Rise of the Prosumer
In this scenario, utilities will no longer be at the centre of the relationship between the producer, the consumer and the regulator of electricity. In practice, these energy “prosumers” will work with an aggregator — an intermediary that brings together the generation, storage assets and capabilities for many prosumers — to store and sell energy to others.
This growing number of prosumers could have political implications in the coming years. Utilities may experience a drop in traditional commodity sale revenue, as less of the energy they produce is consumed by prosumers. The normal consumer, without access to generation facilities of their own, could find their utility bills intensifying considerably in order to meet the utilities’ operating costs and national subsidies.
Undeniably, this could lead to new regulations, as well as to the renationalisation of the electricity distribution infrastructure in certain regions, in order to drive the investment required to upgrade networks.

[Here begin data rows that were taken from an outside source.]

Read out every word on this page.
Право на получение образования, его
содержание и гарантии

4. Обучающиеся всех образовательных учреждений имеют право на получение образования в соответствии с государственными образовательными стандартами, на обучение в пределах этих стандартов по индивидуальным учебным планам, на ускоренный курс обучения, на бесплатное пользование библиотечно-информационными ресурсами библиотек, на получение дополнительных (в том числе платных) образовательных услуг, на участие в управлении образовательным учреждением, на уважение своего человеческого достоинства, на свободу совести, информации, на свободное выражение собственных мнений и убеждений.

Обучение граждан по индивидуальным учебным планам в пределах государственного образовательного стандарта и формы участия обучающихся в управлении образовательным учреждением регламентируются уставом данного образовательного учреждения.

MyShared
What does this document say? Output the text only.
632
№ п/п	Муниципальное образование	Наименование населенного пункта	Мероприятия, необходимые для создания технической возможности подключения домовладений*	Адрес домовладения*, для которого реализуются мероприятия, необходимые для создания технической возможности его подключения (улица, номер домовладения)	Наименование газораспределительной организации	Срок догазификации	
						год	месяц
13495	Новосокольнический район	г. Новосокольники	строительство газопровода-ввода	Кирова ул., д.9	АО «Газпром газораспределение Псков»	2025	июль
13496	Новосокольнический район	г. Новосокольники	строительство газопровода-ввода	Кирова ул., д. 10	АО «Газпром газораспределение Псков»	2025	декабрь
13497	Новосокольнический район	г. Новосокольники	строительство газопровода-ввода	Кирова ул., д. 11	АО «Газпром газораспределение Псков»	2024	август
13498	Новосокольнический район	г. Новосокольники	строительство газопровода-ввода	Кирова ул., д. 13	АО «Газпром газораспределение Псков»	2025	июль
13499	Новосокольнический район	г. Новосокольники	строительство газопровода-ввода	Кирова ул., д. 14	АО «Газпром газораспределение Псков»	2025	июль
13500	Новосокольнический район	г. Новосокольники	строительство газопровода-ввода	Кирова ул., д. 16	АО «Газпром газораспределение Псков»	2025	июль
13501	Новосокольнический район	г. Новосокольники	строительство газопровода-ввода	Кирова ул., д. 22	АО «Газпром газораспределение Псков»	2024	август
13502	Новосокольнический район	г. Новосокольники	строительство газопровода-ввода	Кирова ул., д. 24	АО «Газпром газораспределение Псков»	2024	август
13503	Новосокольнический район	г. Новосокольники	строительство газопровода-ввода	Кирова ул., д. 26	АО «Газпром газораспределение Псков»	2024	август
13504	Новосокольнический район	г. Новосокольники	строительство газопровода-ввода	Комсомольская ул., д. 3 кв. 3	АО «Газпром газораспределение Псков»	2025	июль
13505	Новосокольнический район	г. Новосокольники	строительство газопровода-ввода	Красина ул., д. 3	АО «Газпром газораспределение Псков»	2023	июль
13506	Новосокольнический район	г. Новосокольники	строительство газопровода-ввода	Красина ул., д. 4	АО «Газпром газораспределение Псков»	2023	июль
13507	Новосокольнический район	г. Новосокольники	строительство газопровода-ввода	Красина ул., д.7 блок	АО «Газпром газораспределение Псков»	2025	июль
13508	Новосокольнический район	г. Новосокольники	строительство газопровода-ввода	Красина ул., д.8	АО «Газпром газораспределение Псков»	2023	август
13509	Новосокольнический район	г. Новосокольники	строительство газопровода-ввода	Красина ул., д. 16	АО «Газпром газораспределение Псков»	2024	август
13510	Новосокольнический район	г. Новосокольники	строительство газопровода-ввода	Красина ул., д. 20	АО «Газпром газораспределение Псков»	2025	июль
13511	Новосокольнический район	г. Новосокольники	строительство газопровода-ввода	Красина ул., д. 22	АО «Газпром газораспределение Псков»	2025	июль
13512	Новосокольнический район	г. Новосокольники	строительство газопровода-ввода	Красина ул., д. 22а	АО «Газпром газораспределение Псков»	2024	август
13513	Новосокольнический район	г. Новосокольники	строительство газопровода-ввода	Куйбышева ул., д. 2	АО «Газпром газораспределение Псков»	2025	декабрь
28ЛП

How Should Utilities Respond?
In these changing circumstances, utilities should respond with a new operating model: one that effectively integrates and orchestrates the contribution of prosumer-owned distributed energy sources into new energy markets.
In terms of energy technology, utilities need to recognise the operational benefits of energy storage to improve network performance and reliability, to buffer renewable intermittency and to enable prosumer market arbitration.
Over the years, a moderate number of large power producers and buyers have participated in wholesale power markets. While it’s unlikely that a single household will participate directly in the established centralised power markets, they may do so indirectly through a third party or aggregator. This aggregator could be a utility, or a new entrant.
In the longer term, this process could be managed and optimised by AI. Certain regions are also already utilising blockchain technology to create and operate new local energy trading markets, on top of existing physical networks. For example, Brooklyn Microgrid is developing a community-powered microgrid where participants can engage in a sustainable energy network and choose their preferred energy sources, locally. And in the Netherlands, Powerpeers, launched by Vattenfall, is a marketplace where customers can decide who they receive their energy from, and who they supply with their self-generated energy.
This disruption is currently in its early stages, but the impact on the existing traditional and centralised electricity markets could be significant in the coming years.